The county jail in Flagler County has become a de facto addiction services provider, but corrections facilities aren’t designed for that, Staly said.
“We cannot arrest our way out of this epidemic — and it is an epidemic,” Staly said. “We must educate, we must prevent, we must enforce and we must provide treatment. But with all of those programs have to be funded appropriately.”
"Chris didn't grow up poor. Chris was smart. Chris comes from a loving family. Chris's family has resources. None of that seemed to matter."
— MICHELLE CARTER, executive director, Embassy of Hope Foundation
Lane sees the effects of the drug epidemic in her law practice.
Flagler County is fortunate to have a unified family court, she said, because that lets them get to know the families who come before them.
In most cases, drug use isn’t their only problem.
“Usually, it's substance abuse plus … mental health, substance abuse and childhood trauma, and homelessness, and something else that's going on,” Lane said. “So we're very fortunate, in this area, to have a judiciary that is informed and educated to deal with these issues.”
In 2019, the Department of Children and Families took approximately 2,400 children into custody in the Seventh Circuit area including Volusia, Flagler, St. Johns and Putnam counties, she said.
In Flagler County, she said, about 90% of those cases involved substance abuse.
Only about 30% of those children are successfully reunited with their families.
“That is definitely a number that we want to see increase — the children that go home successfully,” she said.
Breaking cycles of addiction, she said, starts with treatment.
“It has to start with community; it has to start with access to resources,” she said. “And the good news is … that all of those things are possible. All of those things are present.”
Wills said that many people begin abusing substances because they’re self-medicating for mental health conditions.
At Flagler Health+, she said, “We're really focusing on opening the door for communication for our youth, so that they have a safe area that they can talk about mental health, mental distress."
Carter, the mother of former professional basketball player Vince Carter, emphasized that substance abuse can affect any family.
“We're really focusing on opening the door for communication for our youth, so that they have a safe area that they can talk about mental health, mental distress."
— JENNIFER WILLS, Flagler Health+
Both of her sons — NBA star Vince Carter, and her younger son, Chris Carter — had done well in school, been school athletes, grew up in an upscale neighborhood, she said.
But Christopher, who'd wanted to be a meteorologist, had faltered, dropping out of school in his senior year. His parents found out he'd been using drugs.
"Chris didn't grow up poor. Chris was smart. Chris comes from a loving family. Chris's family has resources," she said. "None of that seemed to matter."
At 42, he's now serving out a violation of probation sentence, she said. Jobs and housing are hard to find.
"This started when he was younger than these young men sitting in front of me," Carter said.
She commended Flagler County for tackling the drug problem.
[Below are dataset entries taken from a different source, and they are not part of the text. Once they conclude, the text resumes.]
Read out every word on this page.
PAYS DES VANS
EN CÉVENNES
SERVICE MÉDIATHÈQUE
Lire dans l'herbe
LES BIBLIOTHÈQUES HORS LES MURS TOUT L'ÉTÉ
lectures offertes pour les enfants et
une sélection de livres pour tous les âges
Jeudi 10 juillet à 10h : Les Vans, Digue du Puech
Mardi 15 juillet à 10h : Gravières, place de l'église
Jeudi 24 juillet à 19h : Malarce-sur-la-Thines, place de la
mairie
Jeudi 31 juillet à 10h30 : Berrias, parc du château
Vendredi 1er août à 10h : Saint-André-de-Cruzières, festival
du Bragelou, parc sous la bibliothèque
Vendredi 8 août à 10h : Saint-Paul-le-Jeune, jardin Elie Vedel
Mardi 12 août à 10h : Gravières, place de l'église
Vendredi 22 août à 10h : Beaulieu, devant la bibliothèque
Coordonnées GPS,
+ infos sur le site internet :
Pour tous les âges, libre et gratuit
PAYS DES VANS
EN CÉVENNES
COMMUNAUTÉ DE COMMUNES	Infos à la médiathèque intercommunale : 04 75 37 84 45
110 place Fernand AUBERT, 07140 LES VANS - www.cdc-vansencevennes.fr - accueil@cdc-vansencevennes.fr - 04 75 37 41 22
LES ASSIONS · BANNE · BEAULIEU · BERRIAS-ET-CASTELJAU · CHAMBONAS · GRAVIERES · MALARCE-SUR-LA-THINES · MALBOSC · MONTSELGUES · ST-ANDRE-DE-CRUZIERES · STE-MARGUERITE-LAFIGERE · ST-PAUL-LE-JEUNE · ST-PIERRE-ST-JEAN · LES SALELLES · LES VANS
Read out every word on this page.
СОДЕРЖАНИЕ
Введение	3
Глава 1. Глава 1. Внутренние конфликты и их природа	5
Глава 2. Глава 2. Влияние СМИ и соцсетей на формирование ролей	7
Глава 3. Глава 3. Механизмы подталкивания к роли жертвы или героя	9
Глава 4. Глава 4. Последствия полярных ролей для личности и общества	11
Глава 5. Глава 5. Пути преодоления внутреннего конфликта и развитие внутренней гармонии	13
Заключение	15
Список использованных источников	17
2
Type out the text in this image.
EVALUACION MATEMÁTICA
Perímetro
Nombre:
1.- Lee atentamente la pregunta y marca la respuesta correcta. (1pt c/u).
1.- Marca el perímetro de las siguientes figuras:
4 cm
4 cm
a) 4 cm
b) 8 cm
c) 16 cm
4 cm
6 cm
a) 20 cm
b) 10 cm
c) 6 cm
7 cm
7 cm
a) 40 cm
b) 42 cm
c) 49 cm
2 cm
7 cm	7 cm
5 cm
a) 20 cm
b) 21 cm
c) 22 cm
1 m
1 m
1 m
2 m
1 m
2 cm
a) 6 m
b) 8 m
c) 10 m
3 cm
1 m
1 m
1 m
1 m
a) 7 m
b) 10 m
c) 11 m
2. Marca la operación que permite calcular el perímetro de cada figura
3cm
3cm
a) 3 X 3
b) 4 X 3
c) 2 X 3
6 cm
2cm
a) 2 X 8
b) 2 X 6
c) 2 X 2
"Maybe Flagler County has the model for other counties," she said. "Let's start in Florida — everything has to start somewhere — to help people get back, really get back, into society."
Staly said that as the county's population in recent years surpassed 100,000, he's seen more service providers interested in serving the area.
For instance, the county government has partnered with SMA Healthcare and Flagler Health+ to create the Flagler Access Center, which opened in January and provides screening, case management, and links to behavioral and drug abuse treatment services.
"In the last year, 18 months, I've seen as a sheriff a huge increase in providers wanting to be in Flagler County," he said. "That's only going to make it better for everybody."